The director attended Coventry Drama School 10 years after leaving school at 16. While he was a student there, he wrote the screenplay for the autobiographical short Children, the first part of a trilogy that included Madonna and Child and Death and Transfiguration, reflecting on his early life, his days as a young office clerk in Liverpool and his own eventual death.

Following the success of his autobiographical companion pieces — Distant Voices, Still Lives in 1988 and The Long Day Closes in 1992 — Davies made his first film set in America with 1995’s The Neon Bible. But that adaptation of the John Kennedy Toole novel about the coming of age of a boy in 1940s Georgia was poorly received in competition at Cannes. The director later conceded that the movie didn’t work, calling it a transitional film that nonetheless gave him the tools necessary to tackle The House of Mirth.

That 2000 adaptation of Wharton’s novel, starring Gillian Anderson, Laura Linney and Eric Stoltz, premiered at the New York Film Festival.
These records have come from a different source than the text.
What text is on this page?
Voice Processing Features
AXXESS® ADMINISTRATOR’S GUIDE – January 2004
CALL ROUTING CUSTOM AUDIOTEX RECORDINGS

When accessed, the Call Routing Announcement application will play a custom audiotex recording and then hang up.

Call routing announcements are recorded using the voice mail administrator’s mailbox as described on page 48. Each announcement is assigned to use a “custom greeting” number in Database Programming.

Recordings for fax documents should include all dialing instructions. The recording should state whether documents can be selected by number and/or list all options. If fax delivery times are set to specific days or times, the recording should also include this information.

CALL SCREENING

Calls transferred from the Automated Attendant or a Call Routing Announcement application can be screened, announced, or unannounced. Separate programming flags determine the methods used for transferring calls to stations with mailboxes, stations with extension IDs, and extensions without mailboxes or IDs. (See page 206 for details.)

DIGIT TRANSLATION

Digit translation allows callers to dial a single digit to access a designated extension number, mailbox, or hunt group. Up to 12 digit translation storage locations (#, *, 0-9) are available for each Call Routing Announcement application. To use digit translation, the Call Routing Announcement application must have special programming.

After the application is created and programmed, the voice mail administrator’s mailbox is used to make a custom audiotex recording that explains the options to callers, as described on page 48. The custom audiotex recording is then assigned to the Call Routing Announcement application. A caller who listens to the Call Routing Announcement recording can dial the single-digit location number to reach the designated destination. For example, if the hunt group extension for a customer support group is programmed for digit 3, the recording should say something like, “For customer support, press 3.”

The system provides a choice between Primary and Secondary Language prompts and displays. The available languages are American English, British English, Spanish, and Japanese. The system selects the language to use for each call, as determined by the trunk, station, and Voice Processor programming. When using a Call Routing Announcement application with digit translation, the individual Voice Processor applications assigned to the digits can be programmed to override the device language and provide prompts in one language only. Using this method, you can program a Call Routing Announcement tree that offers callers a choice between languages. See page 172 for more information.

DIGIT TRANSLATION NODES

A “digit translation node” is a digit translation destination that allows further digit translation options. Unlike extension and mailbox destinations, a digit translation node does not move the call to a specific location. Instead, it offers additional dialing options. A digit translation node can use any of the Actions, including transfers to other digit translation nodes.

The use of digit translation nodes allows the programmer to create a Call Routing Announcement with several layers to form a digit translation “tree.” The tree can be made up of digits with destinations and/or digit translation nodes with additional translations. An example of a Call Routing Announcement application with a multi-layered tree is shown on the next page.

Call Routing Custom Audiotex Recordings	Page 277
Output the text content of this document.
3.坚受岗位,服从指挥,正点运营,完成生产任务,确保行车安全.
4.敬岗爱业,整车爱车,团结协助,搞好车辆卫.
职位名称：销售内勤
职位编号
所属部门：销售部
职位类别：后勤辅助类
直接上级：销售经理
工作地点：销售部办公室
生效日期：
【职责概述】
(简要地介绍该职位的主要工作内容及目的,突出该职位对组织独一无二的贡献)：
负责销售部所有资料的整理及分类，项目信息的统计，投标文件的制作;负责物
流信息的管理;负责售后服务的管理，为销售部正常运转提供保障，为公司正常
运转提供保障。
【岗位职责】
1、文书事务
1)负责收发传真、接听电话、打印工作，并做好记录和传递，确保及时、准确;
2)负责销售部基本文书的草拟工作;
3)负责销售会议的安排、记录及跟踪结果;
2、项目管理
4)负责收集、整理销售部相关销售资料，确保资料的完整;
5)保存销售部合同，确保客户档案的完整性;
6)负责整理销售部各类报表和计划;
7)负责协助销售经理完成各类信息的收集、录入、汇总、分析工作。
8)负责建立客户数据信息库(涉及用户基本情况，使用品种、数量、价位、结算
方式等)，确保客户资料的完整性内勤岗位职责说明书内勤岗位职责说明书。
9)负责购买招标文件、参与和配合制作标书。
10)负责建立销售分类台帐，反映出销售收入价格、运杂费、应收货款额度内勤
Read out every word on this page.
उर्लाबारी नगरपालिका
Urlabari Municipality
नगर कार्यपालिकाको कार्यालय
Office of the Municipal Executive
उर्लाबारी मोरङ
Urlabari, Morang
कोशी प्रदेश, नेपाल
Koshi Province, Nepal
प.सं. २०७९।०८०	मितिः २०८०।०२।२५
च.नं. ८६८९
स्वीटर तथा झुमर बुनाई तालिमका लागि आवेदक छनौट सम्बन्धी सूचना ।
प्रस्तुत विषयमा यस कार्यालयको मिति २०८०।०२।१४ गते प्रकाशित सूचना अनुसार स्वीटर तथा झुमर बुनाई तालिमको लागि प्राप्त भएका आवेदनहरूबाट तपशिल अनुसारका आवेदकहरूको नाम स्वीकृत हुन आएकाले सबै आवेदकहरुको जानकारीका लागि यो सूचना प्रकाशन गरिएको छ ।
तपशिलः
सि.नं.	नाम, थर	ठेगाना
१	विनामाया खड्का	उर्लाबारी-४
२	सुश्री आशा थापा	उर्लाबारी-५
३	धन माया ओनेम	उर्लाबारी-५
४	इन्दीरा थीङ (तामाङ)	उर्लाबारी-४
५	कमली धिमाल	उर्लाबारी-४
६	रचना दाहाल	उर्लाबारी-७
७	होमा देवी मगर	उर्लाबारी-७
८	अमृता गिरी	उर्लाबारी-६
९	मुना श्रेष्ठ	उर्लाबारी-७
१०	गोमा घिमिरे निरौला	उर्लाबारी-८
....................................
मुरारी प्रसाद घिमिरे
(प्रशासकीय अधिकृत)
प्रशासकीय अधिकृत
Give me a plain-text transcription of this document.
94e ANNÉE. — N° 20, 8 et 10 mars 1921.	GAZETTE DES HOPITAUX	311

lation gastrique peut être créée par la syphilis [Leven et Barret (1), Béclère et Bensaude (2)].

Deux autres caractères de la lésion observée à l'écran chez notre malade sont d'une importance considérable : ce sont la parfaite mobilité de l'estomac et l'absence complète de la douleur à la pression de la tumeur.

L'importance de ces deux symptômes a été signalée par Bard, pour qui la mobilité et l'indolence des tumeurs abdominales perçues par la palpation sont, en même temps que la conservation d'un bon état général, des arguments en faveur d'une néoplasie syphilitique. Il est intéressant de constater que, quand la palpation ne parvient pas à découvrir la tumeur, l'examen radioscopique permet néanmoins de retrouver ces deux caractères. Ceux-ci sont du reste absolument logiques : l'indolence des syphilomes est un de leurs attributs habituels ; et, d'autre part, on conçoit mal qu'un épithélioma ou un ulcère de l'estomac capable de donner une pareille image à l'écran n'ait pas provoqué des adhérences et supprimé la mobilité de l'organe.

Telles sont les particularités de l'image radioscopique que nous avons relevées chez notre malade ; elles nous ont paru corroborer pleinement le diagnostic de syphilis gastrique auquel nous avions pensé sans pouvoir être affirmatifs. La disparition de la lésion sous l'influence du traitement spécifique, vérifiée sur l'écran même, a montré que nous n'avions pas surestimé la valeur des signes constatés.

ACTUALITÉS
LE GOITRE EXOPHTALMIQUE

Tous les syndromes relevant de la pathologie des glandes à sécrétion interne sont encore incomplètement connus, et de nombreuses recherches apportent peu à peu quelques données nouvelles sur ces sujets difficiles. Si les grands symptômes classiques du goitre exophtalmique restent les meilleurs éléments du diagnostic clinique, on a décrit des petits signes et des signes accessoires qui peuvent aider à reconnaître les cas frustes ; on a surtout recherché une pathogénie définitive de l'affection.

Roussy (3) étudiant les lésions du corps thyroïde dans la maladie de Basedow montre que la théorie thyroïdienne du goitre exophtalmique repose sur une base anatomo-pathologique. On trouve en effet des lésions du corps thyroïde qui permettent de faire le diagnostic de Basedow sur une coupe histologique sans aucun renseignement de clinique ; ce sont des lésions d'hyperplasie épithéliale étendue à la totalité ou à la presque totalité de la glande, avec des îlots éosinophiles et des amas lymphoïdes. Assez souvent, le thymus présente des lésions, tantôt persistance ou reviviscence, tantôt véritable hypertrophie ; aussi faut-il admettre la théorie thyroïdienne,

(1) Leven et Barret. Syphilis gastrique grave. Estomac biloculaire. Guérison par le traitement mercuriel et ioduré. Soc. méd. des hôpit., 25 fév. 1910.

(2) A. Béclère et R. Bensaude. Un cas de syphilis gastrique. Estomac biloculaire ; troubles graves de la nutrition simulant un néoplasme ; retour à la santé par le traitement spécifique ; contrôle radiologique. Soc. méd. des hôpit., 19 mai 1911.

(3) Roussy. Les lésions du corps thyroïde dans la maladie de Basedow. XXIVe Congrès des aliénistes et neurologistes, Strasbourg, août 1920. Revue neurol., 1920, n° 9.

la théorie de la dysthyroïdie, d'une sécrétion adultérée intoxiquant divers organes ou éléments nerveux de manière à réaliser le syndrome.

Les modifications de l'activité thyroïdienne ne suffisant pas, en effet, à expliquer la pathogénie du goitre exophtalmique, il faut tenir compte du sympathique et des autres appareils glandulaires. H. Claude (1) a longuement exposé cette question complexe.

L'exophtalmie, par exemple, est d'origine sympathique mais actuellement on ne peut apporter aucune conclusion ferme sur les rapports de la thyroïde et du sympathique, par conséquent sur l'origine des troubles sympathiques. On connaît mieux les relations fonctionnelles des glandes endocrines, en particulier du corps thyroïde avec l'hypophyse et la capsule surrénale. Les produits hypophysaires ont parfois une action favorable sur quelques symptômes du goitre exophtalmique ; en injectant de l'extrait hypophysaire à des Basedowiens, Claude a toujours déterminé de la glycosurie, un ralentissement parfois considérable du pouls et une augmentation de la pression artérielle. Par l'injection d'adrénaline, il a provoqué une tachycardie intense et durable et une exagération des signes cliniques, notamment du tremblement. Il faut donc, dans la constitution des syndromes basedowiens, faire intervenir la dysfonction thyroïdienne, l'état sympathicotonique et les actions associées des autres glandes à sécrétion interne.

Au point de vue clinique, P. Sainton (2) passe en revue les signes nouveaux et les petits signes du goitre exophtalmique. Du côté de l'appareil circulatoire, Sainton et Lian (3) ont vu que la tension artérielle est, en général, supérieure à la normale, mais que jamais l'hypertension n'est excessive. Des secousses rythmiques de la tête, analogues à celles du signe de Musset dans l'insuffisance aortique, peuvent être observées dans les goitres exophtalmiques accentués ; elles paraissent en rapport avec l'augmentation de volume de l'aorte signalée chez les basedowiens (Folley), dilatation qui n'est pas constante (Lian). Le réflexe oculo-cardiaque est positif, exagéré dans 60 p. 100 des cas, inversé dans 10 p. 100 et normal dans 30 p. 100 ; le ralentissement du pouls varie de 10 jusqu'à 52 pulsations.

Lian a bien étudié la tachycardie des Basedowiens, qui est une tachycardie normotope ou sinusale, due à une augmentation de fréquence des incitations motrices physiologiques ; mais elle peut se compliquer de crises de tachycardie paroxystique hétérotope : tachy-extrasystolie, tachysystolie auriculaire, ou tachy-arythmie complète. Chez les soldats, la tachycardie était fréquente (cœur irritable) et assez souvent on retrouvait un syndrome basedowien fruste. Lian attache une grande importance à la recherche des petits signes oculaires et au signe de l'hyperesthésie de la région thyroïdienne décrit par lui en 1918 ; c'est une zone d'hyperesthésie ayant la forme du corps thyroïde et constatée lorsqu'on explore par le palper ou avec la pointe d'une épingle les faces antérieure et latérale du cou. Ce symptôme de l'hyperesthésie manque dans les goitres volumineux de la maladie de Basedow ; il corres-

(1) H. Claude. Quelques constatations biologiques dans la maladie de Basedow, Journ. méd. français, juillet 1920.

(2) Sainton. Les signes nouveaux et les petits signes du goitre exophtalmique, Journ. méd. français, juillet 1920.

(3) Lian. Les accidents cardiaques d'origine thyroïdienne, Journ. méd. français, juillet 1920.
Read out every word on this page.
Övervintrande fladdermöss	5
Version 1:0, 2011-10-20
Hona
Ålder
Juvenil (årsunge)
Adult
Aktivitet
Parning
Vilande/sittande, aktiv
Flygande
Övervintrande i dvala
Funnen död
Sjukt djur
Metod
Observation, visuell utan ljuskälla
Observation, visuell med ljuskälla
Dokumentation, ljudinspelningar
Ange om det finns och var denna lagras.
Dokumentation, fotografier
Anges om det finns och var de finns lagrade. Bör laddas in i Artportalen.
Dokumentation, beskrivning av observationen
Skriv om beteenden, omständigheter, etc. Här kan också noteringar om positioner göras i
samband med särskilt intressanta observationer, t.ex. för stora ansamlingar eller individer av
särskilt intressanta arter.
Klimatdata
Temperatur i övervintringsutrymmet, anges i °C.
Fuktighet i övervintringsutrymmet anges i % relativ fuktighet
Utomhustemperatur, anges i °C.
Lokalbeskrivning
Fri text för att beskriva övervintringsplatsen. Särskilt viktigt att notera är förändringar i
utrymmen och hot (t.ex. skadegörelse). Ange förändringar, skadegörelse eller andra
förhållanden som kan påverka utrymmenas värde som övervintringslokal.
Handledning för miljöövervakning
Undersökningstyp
Its incisive depiction of class distinctions and social cruelty in the waning years of America’s Gilded Age gave it unusual vitality for a period piece.

Davies spoke frequently in interviews about the short-sightedness of the British film industry and its fixation on mass-market commercial appeal. Despite being a figure of worldwide renown after his early films — he received awards from several international film festivals, including Cannes, Toronto and Locarno — he struggled for years to obtain financing on a number of projects.

Aside from Of Time and the City, it was 11 years until he made his next feature after The House of Mirth. That was a slow-burn adaptation of Terence Rattigan’s The Deep Blue Sea, which captured the roiling undercurrents beneath the surfaces of the British playwright’s work. The film gave Rachel Weisz one of the standout roles of her career, landing her the New York Film Critics Circle’s best actress award.

Davies went on in 2015 to make the intimate drama Sunset Song, a project that took 18 years to find funding. Based on Lewis Grassic Gibbon’s classic novel, it depicts the difficult life of a Scottish farm girl in the early 20th century. The following year, he made the fine-grained biographical portrait A Quiet Passion, starring Cynthia Nixon as Emily Dickinson.

Another five years passed before Davies’ final film, Benediction, was released in 2021. That project, again, reflected the unique intertwining of poetry and cinema in the output of a director who built up an ardent critical following over his four-decade career, even as his own national film industry had continued to undervalue him.

In the 2021 Guardian interview cited earlier, Davies reflected on the paucity of institutional recognition for his work in Britain: “It would have been nice to be acknowledged by BAFTA. But they never have. Then again, there’s also part of me that thinks: Isn’t it just vanity? If a film lives every time it’s seen, that’s the real reward.”